Der Aufwand, der der Schaffung dieser Spezialeinheiten gegenüber steht, dürfte verglichen mit den positiven Effekten vernachlässigbar sein. Ich würde sogar so weit gehen, dass sich innerhalb kurzer Zeit sogar bereits erhebliche Einspareffekte beobachten lassen.
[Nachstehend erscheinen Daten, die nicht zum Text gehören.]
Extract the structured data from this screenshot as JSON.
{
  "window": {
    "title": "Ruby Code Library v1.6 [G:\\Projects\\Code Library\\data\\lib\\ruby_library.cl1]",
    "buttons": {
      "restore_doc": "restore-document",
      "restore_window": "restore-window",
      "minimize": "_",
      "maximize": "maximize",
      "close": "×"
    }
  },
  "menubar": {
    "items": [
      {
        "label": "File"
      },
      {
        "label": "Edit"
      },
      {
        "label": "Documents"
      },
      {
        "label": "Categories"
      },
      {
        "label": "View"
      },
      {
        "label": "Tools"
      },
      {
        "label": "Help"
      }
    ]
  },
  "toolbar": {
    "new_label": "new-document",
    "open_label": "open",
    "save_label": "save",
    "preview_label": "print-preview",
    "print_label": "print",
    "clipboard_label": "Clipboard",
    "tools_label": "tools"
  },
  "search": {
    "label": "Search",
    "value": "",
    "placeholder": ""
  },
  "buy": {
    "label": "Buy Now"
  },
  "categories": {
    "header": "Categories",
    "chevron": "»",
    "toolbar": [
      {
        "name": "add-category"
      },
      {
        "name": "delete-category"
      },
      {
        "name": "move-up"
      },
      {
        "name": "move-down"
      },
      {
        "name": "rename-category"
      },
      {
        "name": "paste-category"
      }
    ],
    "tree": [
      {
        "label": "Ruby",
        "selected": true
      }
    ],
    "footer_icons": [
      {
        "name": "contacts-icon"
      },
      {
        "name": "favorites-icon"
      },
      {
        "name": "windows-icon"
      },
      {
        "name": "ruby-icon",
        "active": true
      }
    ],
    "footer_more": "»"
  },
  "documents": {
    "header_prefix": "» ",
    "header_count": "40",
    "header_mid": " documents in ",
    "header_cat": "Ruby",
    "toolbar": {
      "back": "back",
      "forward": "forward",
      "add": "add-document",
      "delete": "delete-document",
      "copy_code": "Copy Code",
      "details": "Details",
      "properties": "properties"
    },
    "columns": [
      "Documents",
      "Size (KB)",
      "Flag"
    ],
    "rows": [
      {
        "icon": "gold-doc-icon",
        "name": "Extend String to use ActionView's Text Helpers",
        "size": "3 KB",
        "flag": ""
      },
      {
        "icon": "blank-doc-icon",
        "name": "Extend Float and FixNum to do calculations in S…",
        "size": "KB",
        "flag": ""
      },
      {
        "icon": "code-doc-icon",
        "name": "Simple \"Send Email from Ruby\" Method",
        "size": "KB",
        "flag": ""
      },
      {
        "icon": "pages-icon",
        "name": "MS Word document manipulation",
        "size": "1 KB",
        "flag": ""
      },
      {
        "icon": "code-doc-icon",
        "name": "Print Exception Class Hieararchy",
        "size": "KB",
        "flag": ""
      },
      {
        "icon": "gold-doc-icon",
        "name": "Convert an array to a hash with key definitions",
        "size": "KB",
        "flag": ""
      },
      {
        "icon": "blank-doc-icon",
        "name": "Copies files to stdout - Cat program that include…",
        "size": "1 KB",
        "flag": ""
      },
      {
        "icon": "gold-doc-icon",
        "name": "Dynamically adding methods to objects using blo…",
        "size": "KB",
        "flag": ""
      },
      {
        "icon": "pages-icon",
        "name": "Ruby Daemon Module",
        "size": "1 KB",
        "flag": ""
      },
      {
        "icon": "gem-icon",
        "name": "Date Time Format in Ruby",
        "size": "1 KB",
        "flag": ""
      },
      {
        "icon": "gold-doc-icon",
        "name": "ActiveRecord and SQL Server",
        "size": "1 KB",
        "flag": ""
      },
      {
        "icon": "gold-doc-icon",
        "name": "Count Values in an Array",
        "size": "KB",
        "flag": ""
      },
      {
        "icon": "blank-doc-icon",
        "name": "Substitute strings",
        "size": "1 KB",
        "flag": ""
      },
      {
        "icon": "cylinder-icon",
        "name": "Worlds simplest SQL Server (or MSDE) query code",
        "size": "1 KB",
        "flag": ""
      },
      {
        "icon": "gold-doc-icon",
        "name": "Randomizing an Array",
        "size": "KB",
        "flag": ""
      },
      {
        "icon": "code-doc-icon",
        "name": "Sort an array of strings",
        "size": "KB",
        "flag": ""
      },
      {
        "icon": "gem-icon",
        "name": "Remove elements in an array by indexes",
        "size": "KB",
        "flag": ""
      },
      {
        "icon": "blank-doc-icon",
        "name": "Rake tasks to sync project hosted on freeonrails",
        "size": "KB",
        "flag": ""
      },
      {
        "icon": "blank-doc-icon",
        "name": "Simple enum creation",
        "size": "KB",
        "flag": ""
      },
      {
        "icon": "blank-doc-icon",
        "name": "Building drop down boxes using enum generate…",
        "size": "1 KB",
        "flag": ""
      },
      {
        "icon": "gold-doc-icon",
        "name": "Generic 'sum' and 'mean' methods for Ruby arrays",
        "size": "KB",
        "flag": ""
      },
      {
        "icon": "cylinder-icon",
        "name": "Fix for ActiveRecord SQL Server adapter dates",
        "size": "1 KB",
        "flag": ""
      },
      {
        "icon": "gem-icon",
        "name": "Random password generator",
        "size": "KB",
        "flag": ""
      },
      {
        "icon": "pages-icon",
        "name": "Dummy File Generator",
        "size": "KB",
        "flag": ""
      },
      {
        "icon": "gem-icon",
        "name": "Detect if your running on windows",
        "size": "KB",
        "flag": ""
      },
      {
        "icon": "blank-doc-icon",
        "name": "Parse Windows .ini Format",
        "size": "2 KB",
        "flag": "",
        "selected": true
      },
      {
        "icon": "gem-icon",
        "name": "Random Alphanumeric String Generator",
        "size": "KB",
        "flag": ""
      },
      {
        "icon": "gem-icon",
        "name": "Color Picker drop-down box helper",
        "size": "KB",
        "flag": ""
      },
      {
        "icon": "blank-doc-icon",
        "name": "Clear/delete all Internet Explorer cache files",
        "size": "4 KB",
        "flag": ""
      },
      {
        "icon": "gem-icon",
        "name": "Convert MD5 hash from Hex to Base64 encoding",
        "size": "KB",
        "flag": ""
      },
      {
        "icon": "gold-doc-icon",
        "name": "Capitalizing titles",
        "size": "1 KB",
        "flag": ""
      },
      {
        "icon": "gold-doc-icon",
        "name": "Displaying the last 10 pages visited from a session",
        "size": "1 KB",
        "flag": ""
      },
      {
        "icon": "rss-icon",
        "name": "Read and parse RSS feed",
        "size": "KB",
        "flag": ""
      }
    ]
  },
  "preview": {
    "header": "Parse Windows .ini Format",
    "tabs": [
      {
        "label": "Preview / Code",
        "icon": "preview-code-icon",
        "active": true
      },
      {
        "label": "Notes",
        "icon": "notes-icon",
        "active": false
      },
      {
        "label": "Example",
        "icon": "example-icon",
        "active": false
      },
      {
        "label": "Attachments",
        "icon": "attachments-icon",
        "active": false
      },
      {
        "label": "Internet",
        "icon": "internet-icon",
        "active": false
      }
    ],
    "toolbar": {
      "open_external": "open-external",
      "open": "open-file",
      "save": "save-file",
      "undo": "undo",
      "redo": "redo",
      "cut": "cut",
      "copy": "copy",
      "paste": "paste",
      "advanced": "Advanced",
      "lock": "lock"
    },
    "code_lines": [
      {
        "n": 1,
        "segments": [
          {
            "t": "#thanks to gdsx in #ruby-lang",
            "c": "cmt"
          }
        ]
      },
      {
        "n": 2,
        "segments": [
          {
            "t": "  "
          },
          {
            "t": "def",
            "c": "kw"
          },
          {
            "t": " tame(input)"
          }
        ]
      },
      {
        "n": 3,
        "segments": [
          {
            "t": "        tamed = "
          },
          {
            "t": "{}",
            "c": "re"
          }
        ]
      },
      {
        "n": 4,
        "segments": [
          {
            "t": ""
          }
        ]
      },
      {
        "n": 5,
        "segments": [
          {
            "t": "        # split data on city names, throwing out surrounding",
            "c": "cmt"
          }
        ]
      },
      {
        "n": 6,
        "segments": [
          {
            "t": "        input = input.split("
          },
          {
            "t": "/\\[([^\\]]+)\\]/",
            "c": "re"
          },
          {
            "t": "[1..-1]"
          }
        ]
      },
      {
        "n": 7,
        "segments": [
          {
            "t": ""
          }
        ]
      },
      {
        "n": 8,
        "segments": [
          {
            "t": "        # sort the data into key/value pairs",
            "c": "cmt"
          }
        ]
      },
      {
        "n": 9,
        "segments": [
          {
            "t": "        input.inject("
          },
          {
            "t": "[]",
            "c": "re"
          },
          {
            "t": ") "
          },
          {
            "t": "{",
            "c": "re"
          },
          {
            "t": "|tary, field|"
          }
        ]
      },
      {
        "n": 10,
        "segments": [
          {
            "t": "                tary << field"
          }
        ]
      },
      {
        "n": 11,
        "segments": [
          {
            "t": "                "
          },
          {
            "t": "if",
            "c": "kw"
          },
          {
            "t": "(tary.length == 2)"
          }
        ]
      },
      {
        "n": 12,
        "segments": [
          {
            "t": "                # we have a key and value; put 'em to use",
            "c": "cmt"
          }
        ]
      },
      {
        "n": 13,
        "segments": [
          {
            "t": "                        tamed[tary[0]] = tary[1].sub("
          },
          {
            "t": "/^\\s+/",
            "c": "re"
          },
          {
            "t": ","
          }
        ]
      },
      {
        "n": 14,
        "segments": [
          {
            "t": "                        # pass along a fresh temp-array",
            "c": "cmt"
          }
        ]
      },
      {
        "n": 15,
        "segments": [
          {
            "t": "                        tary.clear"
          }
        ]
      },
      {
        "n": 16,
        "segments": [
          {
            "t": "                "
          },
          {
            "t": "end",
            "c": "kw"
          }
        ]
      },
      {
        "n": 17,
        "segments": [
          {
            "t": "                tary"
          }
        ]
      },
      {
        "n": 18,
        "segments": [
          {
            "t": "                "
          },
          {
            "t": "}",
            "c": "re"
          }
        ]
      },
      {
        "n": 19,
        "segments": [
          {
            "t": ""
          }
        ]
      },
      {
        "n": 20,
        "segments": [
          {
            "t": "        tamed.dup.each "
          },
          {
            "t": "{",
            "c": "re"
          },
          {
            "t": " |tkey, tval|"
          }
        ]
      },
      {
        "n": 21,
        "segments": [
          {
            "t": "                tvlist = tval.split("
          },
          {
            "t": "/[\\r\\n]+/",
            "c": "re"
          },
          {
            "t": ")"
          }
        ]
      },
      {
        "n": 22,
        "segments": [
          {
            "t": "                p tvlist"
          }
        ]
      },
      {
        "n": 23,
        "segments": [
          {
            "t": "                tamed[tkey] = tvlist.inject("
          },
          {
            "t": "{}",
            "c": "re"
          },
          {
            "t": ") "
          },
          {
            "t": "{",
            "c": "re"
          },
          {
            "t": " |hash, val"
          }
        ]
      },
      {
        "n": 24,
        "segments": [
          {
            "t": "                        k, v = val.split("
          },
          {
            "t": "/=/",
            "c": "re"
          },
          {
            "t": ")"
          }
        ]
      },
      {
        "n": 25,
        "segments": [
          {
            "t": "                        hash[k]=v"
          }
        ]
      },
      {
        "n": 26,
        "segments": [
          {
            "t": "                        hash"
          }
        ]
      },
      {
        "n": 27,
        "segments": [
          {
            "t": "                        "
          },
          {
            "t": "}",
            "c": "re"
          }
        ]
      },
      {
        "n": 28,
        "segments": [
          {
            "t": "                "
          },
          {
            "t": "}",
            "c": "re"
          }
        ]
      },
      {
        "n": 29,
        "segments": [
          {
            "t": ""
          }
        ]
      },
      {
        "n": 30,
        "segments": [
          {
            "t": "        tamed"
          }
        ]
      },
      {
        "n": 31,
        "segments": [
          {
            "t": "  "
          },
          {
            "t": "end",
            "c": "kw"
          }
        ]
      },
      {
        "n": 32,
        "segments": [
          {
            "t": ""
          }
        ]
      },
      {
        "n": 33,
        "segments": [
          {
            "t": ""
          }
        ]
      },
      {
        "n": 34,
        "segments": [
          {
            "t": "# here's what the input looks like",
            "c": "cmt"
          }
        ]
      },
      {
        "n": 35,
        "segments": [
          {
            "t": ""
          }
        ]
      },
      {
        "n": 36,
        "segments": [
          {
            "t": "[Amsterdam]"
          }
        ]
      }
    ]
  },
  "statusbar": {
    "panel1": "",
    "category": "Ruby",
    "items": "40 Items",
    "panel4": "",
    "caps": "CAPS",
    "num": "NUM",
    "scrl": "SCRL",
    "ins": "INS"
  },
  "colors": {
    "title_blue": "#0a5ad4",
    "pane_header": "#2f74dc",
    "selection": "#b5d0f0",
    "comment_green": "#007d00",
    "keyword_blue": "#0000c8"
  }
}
  • Es wird weniger Verfahren geben
  • Eltern haben eine höhere eigene Motivation zur Einigung
  • Hochstrittige Verfahren werden insgesamt kürzer und effizienter geführt
  • Die Belastung von Kindern und Eltern nimmt ab
  • Die reguläre Arbeit und Jugendamt und Familiengericht wird von diesen außergewöhnlichen Fällen entlastet, für die die bisherigen Mitarbeiter nicht hinreichend qualifiziert sind

Zur Wahrheit gehört aber auch, dass am Streit der Eltern häufig noch zu gut verdient wird. Dies würde sich durch den Einsatz von „Spezialeinheiten“ reduzieren. Für die Politik kann dies kein Hinderungsgrund sein. Handlungsleitend darf nur das Wohlergehen der Kinder, nicht aber das Profitstreben von einzelnen Berufs- und Interessengruppen sein.

Ziel muss es sein, endlich ein effektives Kinderschutzsystem zu schaffen, welches die interdisziplinäre Zusammenarbeit fördert und institutionalisiert, Kinder entlastet und Schaden von Ihnen abwendet.